An interesting relationship that appears in “Cider With Rosie” is the relationship between Rosie and Laurie. He didn’t know Rosie personally, but they shared an intimate summer’s afternoon under a wagon together. By this time, both Laurie and Rosie were in the middle of adolescence, but Laurie began to feel intimidated by her. He describes how she had, “cat-like eyes”, indicating that he felt she had become a predator, hunting her prey – him. A little further down the narrative, Laurie then describes how he felt: “dry and dripping, icy hot”, a complete mix of confused emotions, that could be linked to terror because when you are terrified of something you feel confused. These oxymorons are powerful and they engaged me, grabbing me by the scruff of my neck and shaking me until I was just as terrified as Laurie was at that moment. All these are set very close together too, giving me the feeling of panic because of so much confusion. After the drink of cider, Laurie and Rosie parted ways, and the last time he wrote of her would be a few pages later on, where he sadly described how she married a soldier and was lost forever. He had lost a part of his innocence that day.
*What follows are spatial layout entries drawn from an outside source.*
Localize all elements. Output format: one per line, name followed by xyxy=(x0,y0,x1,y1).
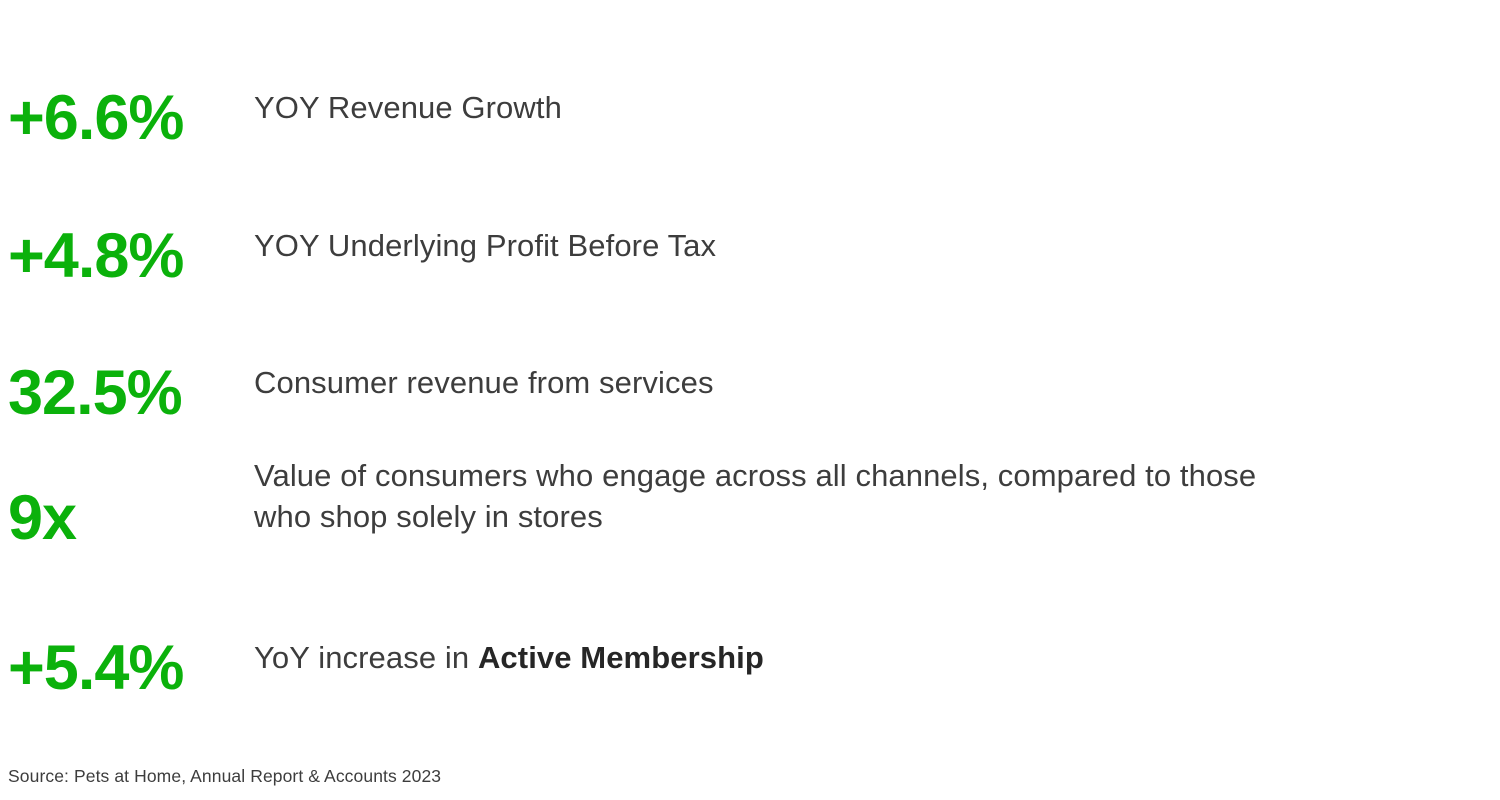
stat-label-revenue-growth: YOY Revenue Growth xyxy=(254,87,1500,128)
stat-label-active-membership-emphasis: Active Membership xyxy=(478,640,764,675)
stat-value-omnichannel-value: 9x xyxy=(0,455,254,550)
stat-value-profit-before-tax: +4.8% xyxy=(0,225,254,288)
stat-label-profit-before-tax: YOY Underlying Profit Before Tax xyxy=(254,225,1500,266)
stat-label-omnichannel-value: Value of consumers who engage across all… xyxy=(254,455,1500,537)
stat-value-active-membership: +5.4% xyxy=(0,637,254,700)
key-metrics-page: +6.6% YOY Revenue Growth +4.8% YOY Under… xyxy=(0,0,1500,800)
stat-label-active-membership-prefix: YoY increase in xyxy=(254,640,478,675)
stat-value-revenue-growth: +6.6% xyxy=(0,87,254,150)
source-note: Source: Pets at Home, Annual Report & Ac… xyxy=(8,765,441,787)
stat-row: 9x Value of consumers who engage across … xyxy=(0,455,1500,550)
stat-row: +4.8% YOY Underlying Profit Before Tax xyxy=(0,225,1500,288)
stat-row: +5.4% YoY increase in Active Membership xyxy=(0,637,1500,700)
stat-label-services-revenue: Consumer revenue from services xyxy=(254,362,1500,403)
stat-label-active-membership: YoY increase in Active Membership xyxy=(254,637,1500,678)
stat-value-services-revenue: 32.5% xyxy=(0,362,254,425)
stat-row: +6.6% YOY Revenue Growth xyxy=(0,87,1500,150)
stat-row: 32.5% Consumer revenue from services xyxy=(0,362,1500,425)
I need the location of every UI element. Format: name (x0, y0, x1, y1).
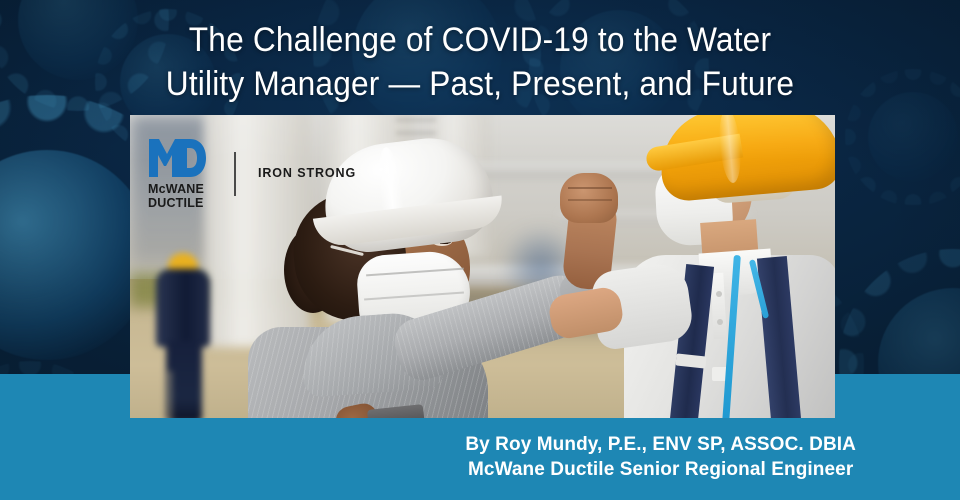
logo-company-name: McWANE DUCTILE (148, 183, 204, 210)
logo-left-block: McWANE DUCTILE (148, 138, 206, 210)
walker-torso (156, 269, 210, 347)
hard-hat-yellow-icon (168, 253, 198, 270)
shirt-button (717, 319, 723, 325)
logo-divider (234, 152, 236, 196)
author-credit: By Roy Mundy, P.E., ENV SP, ASSOC. DBIA … (465, 432, 856, 482)
mcwane-ductile-logo[interactable]: McWANE DUCTILE IRON STRONG (148, 138, 356, 210)
logo-tagline: IRON STRONG (258, 166, 356, 180)
walker-leg-gap (168, 371, 172, 418)
covid-water-utility-banner: The Challenge of COVID-19 to the Water U… (0, 0, 960, 500)
fist-knuckle-line (568, 199, 612, 201)
md-monogram-icon (148, 138, 206, 178)
shirt-button (716, 291, 722, 297)
banner-title: The Challenge of COVID-19 to the Water U… (34, 18, 927, 106)
fist-knuckle-line (568, 187, 612, 189)
woman-fist (560, 173, 618, 223)
photo-background-walker (152, 253, 222, 418)
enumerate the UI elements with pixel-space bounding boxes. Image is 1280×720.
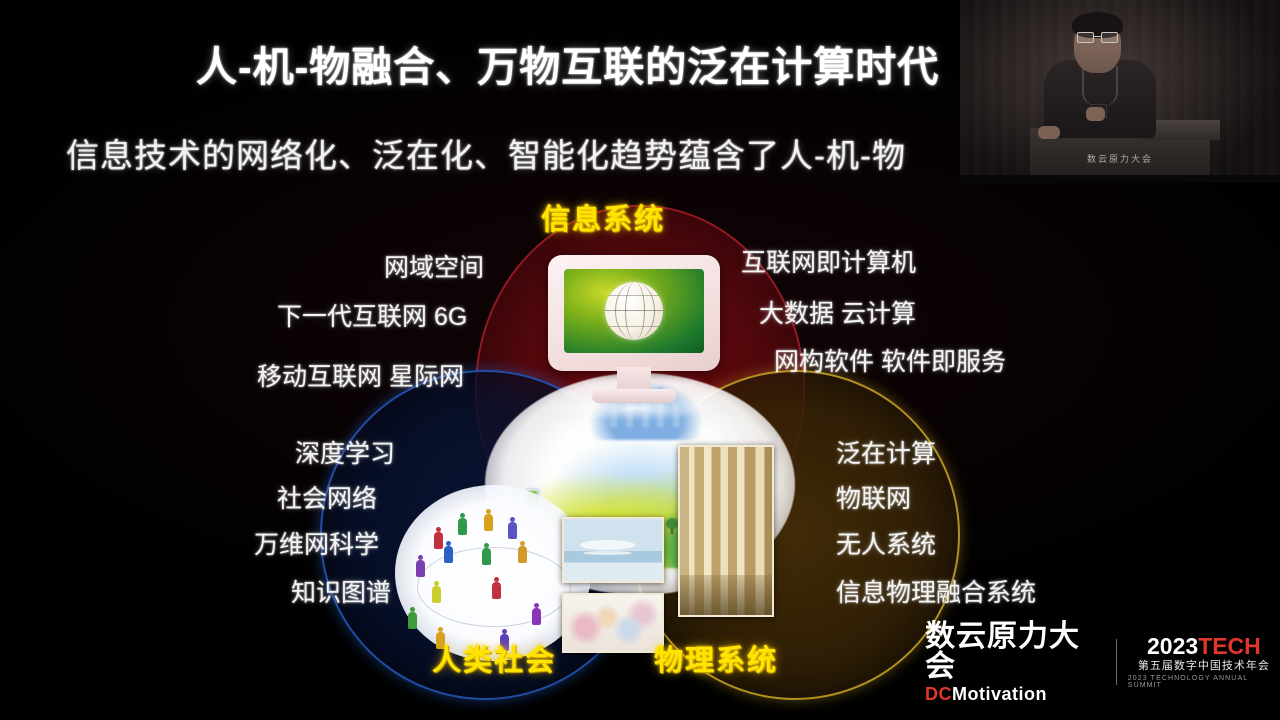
pip-bottom-bar bbox=[960, 175, 1280, 183]
logo-brand-en-motivation: Motivation bbox=[952, 684, 1047, 704]
caption-physical-system: 物理系统 bbox=[654, 637, 778, 679]
logo-event-cn: 第五届数字中国技术年会 bbox=[1138, 661, 1270, 672]
logo-brand-cn: 数云原力大会 bbox=[925, 622, 1105, 682]
label-bottom-left-1: 社会网络 bbox=[277, 479, 377, 515]
logo-event: 2023TECH 第五届数字中国技术年会 2023 TECHNOLOGY ANN… bbox=[1128, 635, 1280, 689]
logo-brand-en: DCMotivation bbox=[925, 685, 1105, 703]
globe-icon bbox=[605, 282, 663, 340]
pip-caption: 数云原力大会 bbox=[960, 152, 1280, 165]
logo-year-tech: TECH bbox=[1198, 633, 1261, 659]
label-bottom-left-0: 深度学习 bbox=[295, 434, 395, 470]
eyeglasses-icon bbox=[1077, 32, 1118, 41]
event-logo: 数云原力大会 DCMotivation 2023TECH 第五届数字中国技术年会… bbox=[925, 631, 1280, 693]
crowd-photo bbox=[562, 593, 664, 653]
label-top-left-1: 下一代互联网 6G bbox=[277, 297, 467, 333]
speaker-video-overlay[interactable]: 数云原力大会 bbox=[960, 0, 1280, 183]
slide-stage: 人-机-物融合、万物互联的泛在计算时代 信息技术的网络化、泛在化、智能化趋势蕴含… bbox=[0, 0, 1280, 720]
label-top-right-1: 大数据 云计算 bbox=[759, 294, 916, 330]
label-top-left-2: 移动互联网 星际网 bbox=[257, 357, 464, 393]
skyscraper-photo bbox=[678, 445, 774, 617]
label-top-left-0: 网域空间 bbox=[384, 248, 484, 284]
label-bottom-right-3: 信息物理融合系统 bbox=[836, 573, 1036, 609]
page-subtitle: 信息技术的网络化、泛在化、智能化趋势蕴含了人-机-物 bbox=[66, 129, 1066, 177]
computer-monitor-icon bbox=[548, 255, 720, 405]
logo-brand-en-dc: DC bbox=[925, 684, 952, 704]
logo-year-number: 2023 bbox=[1147, 633, 1198, 659]
logo-divider bbox=[1116, 639, 1117, 685]
logo-event-en: 2023 TECHNOLOGY ANNUAL SUMMIT bbox=[1128, 675, 1280, 689]
speaker-hand-left bbox=[1038, 126, 1060, 139]
label-bottom-left-3: 知识图谱 bbox=[291, 573, 391, 609]
logo-brand: 数云原力大会 DCMotivation bbox=[925, 622, 1105, 703]
label-bottom-right-0: 泛在计算 bbox=[836, 434, 936, 470]
label-bottom-right-1: 物联网 bbox=[836, 479, 911, 515]
label-top-right-0: 互联网即计算机 bbox=[741, 243, 916, 279]
logo-year: 2023TECH bbox=[1147, 635, 1261, 658]
speaker-hand-right bbox=[1086, 107, 1105, 121]
label-bottom-left-2: 万维网科学 bbox=[254, 525, 379, 561]
aircraft-photo bbox=[562, 517, 664, 583]
label-bottom-right-2: 无人系统 bbox=[836, 525, 936, 561]
caption-human-society: 人类社会 bbox=[432, 637, 556, 679]
label-top-right-2: 网构软件 软件即服务 bbox=[774, 342, 1006, 378]
caption-information-system: 信息系统 bbox=[541, 196, 665, 238]
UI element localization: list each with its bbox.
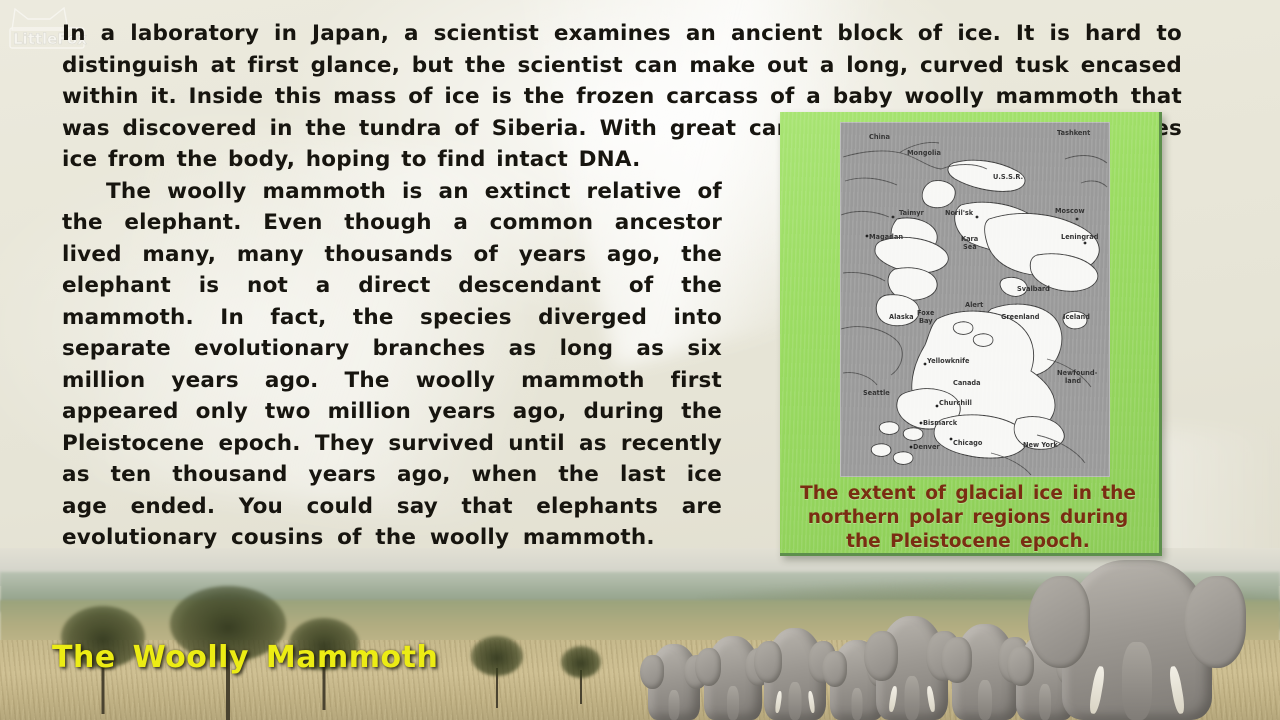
svg-text:land: land [1065, 377, 1081, 385]
svg-text:Newfound-: Newfound- [1057, 369, 1098, 377]
svg-text:Tashkent: Tashkent [1057, 129, 1090, 137]
svg-text:Sea: Sea [963, 243, 977, 251]
glacial-ice-map: China Mongolia U.S.S.R. Tashkent Taimyr … [840, 122, 1110, 477]
svg-text:Bay: Bay [919, 317, 933, 325]
elephant [648, 644, 700, 720]
lesson-title: The Woolly Mammoth [52, 640, 438, 675]
svg-text:Mongolia: Mongolia [907, 149, 941, 157]
svg-text:Bismarck: Bismarck [923, 419, 958, 427]
svg-text:Leningrad: Leningrad [1061, 233, 1099, 241]
svg-text:Seattle: Seattle [863, 389, 890, 397]
svg-text:Canada: Canada [953, 379, 981, 387]
elephant [876, 616, 948, 720]
svg-text:Alert: Alert [965, 301, 983, 309]
svg-text:Kara: Kara [961, 235, 978, 243]
elephant-foreground [1062, 560, 1212, 720]
figure-caption: The extent of glacial ice in the norther… [788, 482, 1148, 554]
savanna-elephant-photo [0, 548, 1280, 720]
svg-text:Moscow: Moscow [1055, 207, 1085, 215]
svg-text:Noril'sk: Noril'sk [945, 209, 974, 217]
svg-text:Denver: Denver [913, 443, 940, 451]
svg-text:Magadan: Magadan [869, 233, 903, 241]
svg-text:Foxe: Foxe [917, 309, 935, 317]
svg-text:Alaska: Alaska [889, 313, 914, 321]
svg-text:Taimyr: Taimyr [899, 209, 925, 217]
figure-card: China Mongolia U.S.S.R. Tashkent Taimyr … [780, 112, 1162, 556]
svg-text:China: China [869, 133, 890, 141]
acacia-tree [560, 642, 602, 704]
svg-text:Chicago: Chicago [953, 439, 983, 447]
acacia-tree [470, 632, 524, 708]
lesson-slide: LittleFox In a laboratory in Japan, a sc… [0, 0, 1280, 720]
svg-text:New York: New York [1023, 441, 1058, 449]
elephant [704, 636, 762, 720]
svg-text:Svalbard: Svalbard [1017, 285, 1050, 293]
map-svg: China Mongolia U.S.S.R. Tashkent Taimyr … [841, 123, 1109, 476]
elephant [764, 628, 826, 720]
paragraph-2: The woolly mammoth is an extinct relativ… [62, 176, 722, 554]
svg-text:Churchill: Churchill [939, 399, 972, 407]
svg-text:Yellowknife: Yellowknife [926, 357, 970, 365]
svg-text:Greenland: Greenland [1001, 313, 1040, 321]
svg-text:Iceland: Iceland [1063, 313, 1090, 321]
svg-text:U.S.S.R.: U.S.S.R. [993, 173, 1023, 181]
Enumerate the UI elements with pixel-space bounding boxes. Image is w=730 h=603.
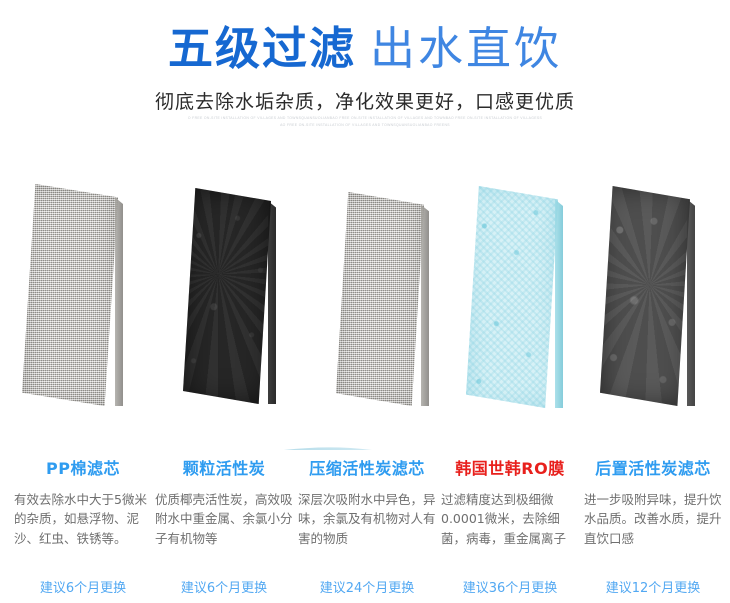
stage-column-5: 后置活性炭滤芯 进一步吸附异味，提升饮水品质。改善水质，提升直饮口感 建议12个… xyxy=(584,455,722,548)
page-subtitle: 彻底去除水垢杂质，净化效果更好，口感更优质 xyxy=(0,87,730,114)
stage-replacement-note: 建议36个月更换 xyxy=(441,577,579,596)
header: 五级过滤出水直饮 彻底去除水垢杂质，净化效果更好，口感更优质 O FREE ON… xyxy=(0,0,730,150)
filter-panels-illustration xyxy=(0,150,730,450)
filter-panel-4 xyxy=(466,186,558,408)
filter-panel-3 xyxy=(336,192,424,406)
panel-edge xyxy=(555,186,563,408)
stage-title: PP棉滤芯 xyxy=(14,455,152,479)
water-body xyxy=(0,447,730,450)
filter-panel-2 xyxy=(183,188,271,404)
stage-description: 过滤精度达到极细微0.0001微米，去除细菌，病毒，重金属离子 xyxy=(441,490,579,548)
headline-secondary: 出水直饮 xyxy=(370,22,562,75)
stage-labels: PP棉滤芯 有效去除水中大于5微米的杂质，如悬浮物、泥沙、红虫、铁锈等。 建议6… xyxy=(0,455,730,603)
panel-edge xyxy=(268,188,276,404)
stage-description: 深层次吸附水中异色，异味，余氯及有机物对人有害的物质 xyxy=(298,490,436,548)
panel-edge xyxy=(115,184,123,406)
stage-description: 优质椰壳活性炭，高效吸附水中重金属、余氯小分子有机物等 xyxy=(155,490,293,548)
stage-column-1: PP棉滤芯 有效去除水中大于5微米的杂质，如悬浮物、泥沙、红虫、铁锈等。 建议6… xyxy=(14,455,152,548)
panel-face-post-carbon xyxy=(600,186,690,406)
stage-column-2: 颗粒活性炭 优质椰壳活性炭，高效吸附水中重金属、余氯小分子有机物等 建议6个月更… xyxy=(155,455,293,548)
panel-edge xyxy=(421,192,429,406)
page-title: 五级过滤出水直饮 xyxy=(0,26,730,71)
micro-text-line-2: AO FREE ON-SITE INSTALLATION OF VILLAGES… xyxy=(0,123,730,127)
filtration-infographic: 五级过滤出水直饮 彻底去除水垢杂质，净化效果更好，口感更优质 O FREE ON… xyxy=(0,0,730,603)
stage-replacement-note: 建议12个月更换 xyxy=(584,577,722,596)
panel-face-ro-membrane xyxy=(466,186,558,408)
micro-text-line-1: O FREE ON-SITE INSTALLATION OF VILLAGES … xyxy=(0,116,730,120)
headline-primary: 五级过滤 xyxy=(168,22,356,75)
stage-replacement-note: 建议6个月更换 xyxy=(155,577,293,596)
panel-face-carbon xyxy=(183,188,271,404)
stage-replacement-note: 建议6个月更换 xyxy=(14,577,152,596)
stage-title: 韩国世韩RO膜 xyxy=(441,455,579,479)
stage-column-4: 韩国世韩RO膜 过滤精度达到极细微0.0001微米，去除细菌，病毒，重金属离子 … xyxy=(441,455,579,548)
stage-title: 颗粒活性炭 xyxy=(155,455,293,479)
stage-column-3: 压缩活性炭滤芯 深层次吸附水中异色，异味，余氯及有机物对人有害的物质 建议24个… xyxy=(298,455,436,548)
stage-description: 有效去除水中大于5微米的杂质，如悬浮物、泥沙、红虫、铁锈等。 xyxy=(14,490,152,548)
stage-title: 后置活性炭滤芯 xyxy=(584,455,722,479)
filter-panel-1 xyxy=(22,184,118,406)
filter-panel-5 xyxy=(600,186,690,406)
panel-face-mesh xyxy=(22,184,118,406)
panel-face-mesh xyxy=(336,192,424,406)
stage-replacement-note: 建议24个月更换 xyxy=(298,577,436,596)
stage-title: 压缩活性炭滤芯 xyxy=(298,455,436,479)
stage-description: 进一步吸附异味，提升饮水品质。改善水质，提升直饮口感 xyxy=(584,490,722,548)
panel-edge xyxy=(687,186,695,406)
Although Laurie barely knew Rosie, she had, quite literally, rocked his world and changed his life forever.
Estella and Pip, however, had a very different relationship. Estella couldn’t care less whatever happened to Pip, whether the fortune was good or bad. Miss Havisham had brought up Estella not to be loved, and Estella believed it. She says at one point that she acknowledges the words, “I love you”, as words, with no emotions linked to them, and heavily stresses and emphasises that, but Pip believed that it could not possibly be because she is so, “…young, untried and beautiful” and in Nature it cannot be that such a girl could be the way she is. She then counters:
“It is in my nature…it is in the nature formed within me”.
As I had said earlier, she was used by Miss Havisham to wreak revenge upon the male kind for her woes, but was Estella herself happy with the way she was? The last quote shows that she knows she was almost manufactured into a heart-breaking trap for a man to fall into by Miss Havisham, because she used the keyword: “formed”. Although she was proud, self-possessed and cruel to Pip, during the dramatic chapter where Pip declares his love for her she says:
“…I am tired of the life I have led…I am willing enough to change it.”
This means that she was unhappy with the way she was. I believe that Estella knew of the sadistic game Miss Havisham was playing, because in that quote she has realised Miss Havisham’s intentions, and reflected upon it briefly here. Although she knew of the “game”, she continued to participate and in the end she broke Pip’s heart. I think that she felt that the only way to escape this game was to play the game out as Miss Havisham wanted and then find freedom in marrying Drummle. She was unhappy because she was tired of the “game” and wanted it to be finished, regardless of the consequences. Despite all of her flaws, I feel sorry for her because she was in a no-win situation; if she backed out of the plan conjured up by Miss Havisham, she would have nowhere to go, broken Pip’s heart and lead a miserable life, but if she finished the “game”, she would break Pip’s heart and marry someone who she knew didn’t love her for who she was, but lusted after her because of her beauty. Therefore she was very unhappy because she was trapped, and she knew it.
In both novels, it is surprising how the roles of women are so great in these novels. It is the women such as Estella, Miss Havisham, Rosie and Laurie’s mother who cause and strike up emotions within Pip and Laurie, and that makes the women stronger than the men in the novels. One thing is for certain, and that is that without the women characters in the novels, the novels would not be as great as they are.